MURDER AS A FINE ART: David Morrell, the Ratcliffe Highway Murders and the Manchester Literature Festival
Posted on: 07/10/2013 with tags: 1854, addiction, crime fiction, David Morrell, drugs, Edgar Allan Poe, Freud, historical crime, historical fiction, historical thriller, Jack the Ripper, laudanum, London, Mulholland, opium, private detective, psychoanalysis, Ratcliffe Highway Murders, Sherlock Holmes, Sir Arthur Conan Doyle, Thomas de Quincey, true crime
International thriller writer David Morrell, best known for his novel First Blood on which the Rambo films were based, is in the UK this week to attend the Manchester Literature Festival on Wednesday evening where he will speak about his latest book, MURDER AS A FINE ART. (You can find out more, and book tickets here.)
Set in Victorian London and expertly blending fact with fiction, MURDER AS A FINE ART is a harrowing exhumation of the infamous Ratcliffe Highway murders, a series of mass killings that rivaled those of Jack the Ripper. It features a fictional version of Thomas De Quincey, whose obsession with the case prompted him to write his legendary essay On Murder Considered as One of the Fine Arts.
Ahead of his visit to Manchester, David has written a piece for History Lives about the inspiration behind MURDER AS A FINE ART, and what it was really like to live in London in 1854…
‘In 1811, a series of real-life mass killings terrorized London and all of England the way Jack the Ripper spread terror at the opposite end of the century. They were called the Ratcliffe Highway murders.
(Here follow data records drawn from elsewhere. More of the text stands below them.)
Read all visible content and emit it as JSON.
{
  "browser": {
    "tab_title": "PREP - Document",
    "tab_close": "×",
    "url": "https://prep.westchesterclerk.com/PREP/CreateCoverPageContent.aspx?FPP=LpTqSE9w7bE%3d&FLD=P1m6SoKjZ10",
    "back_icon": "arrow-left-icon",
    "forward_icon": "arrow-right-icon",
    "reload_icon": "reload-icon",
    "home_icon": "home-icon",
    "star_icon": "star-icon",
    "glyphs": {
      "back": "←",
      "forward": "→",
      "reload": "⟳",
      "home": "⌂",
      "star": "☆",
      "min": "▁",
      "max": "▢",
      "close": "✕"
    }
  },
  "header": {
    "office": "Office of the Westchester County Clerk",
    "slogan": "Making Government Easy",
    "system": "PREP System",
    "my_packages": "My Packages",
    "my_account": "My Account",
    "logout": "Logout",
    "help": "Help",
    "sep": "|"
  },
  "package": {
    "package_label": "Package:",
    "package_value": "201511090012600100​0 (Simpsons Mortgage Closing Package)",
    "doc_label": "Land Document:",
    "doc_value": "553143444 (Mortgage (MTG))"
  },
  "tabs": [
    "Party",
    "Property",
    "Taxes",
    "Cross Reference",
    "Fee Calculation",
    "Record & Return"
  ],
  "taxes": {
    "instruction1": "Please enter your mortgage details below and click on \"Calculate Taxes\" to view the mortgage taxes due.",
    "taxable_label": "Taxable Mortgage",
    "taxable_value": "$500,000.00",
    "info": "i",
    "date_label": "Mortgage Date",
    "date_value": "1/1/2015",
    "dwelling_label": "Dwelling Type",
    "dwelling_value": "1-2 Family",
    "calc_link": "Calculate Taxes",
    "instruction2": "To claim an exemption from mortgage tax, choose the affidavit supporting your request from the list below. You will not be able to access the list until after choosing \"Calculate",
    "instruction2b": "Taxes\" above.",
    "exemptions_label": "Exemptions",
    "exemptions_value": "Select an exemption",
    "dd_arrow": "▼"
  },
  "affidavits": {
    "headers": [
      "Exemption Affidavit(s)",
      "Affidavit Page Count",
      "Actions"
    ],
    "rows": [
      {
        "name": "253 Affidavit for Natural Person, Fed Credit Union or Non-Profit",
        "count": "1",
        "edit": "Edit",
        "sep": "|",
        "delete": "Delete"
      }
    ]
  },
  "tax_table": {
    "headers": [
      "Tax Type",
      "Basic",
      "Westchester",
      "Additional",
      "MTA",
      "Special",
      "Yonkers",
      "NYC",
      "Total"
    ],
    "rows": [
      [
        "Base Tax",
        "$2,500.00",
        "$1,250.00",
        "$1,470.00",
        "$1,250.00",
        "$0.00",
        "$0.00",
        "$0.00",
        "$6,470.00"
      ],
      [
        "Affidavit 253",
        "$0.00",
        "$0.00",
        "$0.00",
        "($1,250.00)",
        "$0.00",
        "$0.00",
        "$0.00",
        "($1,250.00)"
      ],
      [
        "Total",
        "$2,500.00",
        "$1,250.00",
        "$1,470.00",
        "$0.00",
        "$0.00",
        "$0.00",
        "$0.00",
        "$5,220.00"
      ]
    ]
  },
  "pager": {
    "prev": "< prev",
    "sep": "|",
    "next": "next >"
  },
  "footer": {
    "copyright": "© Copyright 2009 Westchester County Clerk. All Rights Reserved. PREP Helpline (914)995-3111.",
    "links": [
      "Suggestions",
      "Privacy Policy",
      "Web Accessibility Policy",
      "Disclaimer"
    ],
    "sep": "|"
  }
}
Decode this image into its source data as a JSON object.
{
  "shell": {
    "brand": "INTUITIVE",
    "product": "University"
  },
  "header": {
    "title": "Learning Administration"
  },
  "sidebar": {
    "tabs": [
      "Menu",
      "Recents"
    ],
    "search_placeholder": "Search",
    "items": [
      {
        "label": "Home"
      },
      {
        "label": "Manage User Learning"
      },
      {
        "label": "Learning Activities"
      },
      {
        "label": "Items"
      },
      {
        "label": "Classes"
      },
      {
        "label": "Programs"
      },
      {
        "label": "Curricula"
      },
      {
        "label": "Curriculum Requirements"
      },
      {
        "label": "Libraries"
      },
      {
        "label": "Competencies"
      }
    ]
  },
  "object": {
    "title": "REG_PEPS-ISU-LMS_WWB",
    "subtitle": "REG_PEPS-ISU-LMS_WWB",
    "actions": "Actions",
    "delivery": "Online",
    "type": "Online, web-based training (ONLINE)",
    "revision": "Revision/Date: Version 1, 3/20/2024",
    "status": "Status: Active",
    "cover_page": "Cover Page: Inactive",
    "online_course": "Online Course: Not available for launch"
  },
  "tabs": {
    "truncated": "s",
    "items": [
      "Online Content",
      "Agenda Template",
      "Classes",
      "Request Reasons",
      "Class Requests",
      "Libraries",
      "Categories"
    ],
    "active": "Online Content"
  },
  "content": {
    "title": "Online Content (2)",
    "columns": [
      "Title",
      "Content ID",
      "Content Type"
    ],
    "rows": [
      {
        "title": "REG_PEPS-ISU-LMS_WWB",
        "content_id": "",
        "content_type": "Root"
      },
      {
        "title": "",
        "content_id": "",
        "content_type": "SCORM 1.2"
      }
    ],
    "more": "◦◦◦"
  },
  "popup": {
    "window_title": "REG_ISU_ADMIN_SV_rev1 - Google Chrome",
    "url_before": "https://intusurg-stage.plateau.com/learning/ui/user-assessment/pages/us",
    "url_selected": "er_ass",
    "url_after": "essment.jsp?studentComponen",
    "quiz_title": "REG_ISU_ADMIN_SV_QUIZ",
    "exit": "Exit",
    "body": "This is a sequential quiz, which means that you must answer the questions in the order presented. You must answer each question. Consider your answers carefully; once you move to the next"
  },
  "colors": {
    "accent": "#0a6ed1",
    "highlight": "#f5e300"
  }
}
Improved roads and the recent invention of the mail-coach system allowed news about those murders to spread throughout England within a then-amazing two days.
An infamous essayist, Thomas De Quincey (known as the Opium-Eater because he wrote the first book about drug addiction, Confessions of an English Opium-Eater), became obsessed with those mass murders and immortalized them in his blood soaked “Postscript to On Murder Considered as One of the Fine Arts.” In it, he invented the true-crime genre.
De Quincey had other distinctions. He also invented the word “subconscious” and anticipated Freud’s psychoanalytic theories by a half century. He inspired Edgar Allan Poe, who in turn inspired Sir Arthur Conan Doyle to create Sherlock Holmes.
An amazing man. Three years ago, when I happened upon a casual reference to the way De Quincey anticipated Freud, curiosity made me seek out his work. In a long-ago college literature course, my professor had dismissed De Quincey as a footnote, but I now discovered that the professor was wrong. De Quincey deserved to be more than a footnote. His vast influence was rivaled only by his brilliance. The prototype for the first private detective, he became my guide to 1854 London, the year his essay about the Ratcliffe Highway killings was published.
What if someone used that essay as a blueprint for an identical series of killings? I wondered. What if De Quincey, the Opium-Eater, were the logical suspect for the crimes? What if those killings were connected both to him and to the original murders? Finally, what if this sixty-nine-year old man became furious at this abuse of his writing and, with the help of his 21-year-old daughter, set out to redeem himself?
Echoing the title of De Quincey’s “Murder” essay, I called the novel Murder as a Fine Art, and my research into 1854 London lasted two years. During that time, the only books I read were related to that year. I soon literally felt that I was there. I knew what kind of money was in people’s pockets (gold, silver, and copper coins), how many horses there were in 1854 London (50,000), how many beggars (the same as the horses, 50,000), and how much an upper-class woman’s dress weighed (37 pounds because of ten yards of satin that covered a whale’s-teeth hoop).
I read and re-read De Quincey’s thousands of pages until I felt I had reincarnated him. One of the astonishing things I learned was that while a tablespoon of laudanum (a mixture of opium and alcohol) might kill someone not accustomed to it, De Quincey was capable of drinking sixteen ounces of it a day. His opium nightmares convinced him that there were chambers within everyone’s mind, where an alien creature could exist. This Freud-like idea is one of the main plot points in Murder as a Fine Art.
My purpose in mentioning all this is to note how much I enjoyed journeying back to 1854 London. John Barth once said that reality is a nice place to visit but we wouldn’t want to live there very long. These days, I change that idea and say, “The present world is a nice place to write about, but maybe there are more interesting alternatives.” Going back to 1854 London, writing a historical thriller about that era’s strange customs and vocabulary (“dippers,” “dustmen,” and “dollymops”) felt like going to Mars. I found it exciting and fascinating to retreat from the troubles of the modern world.’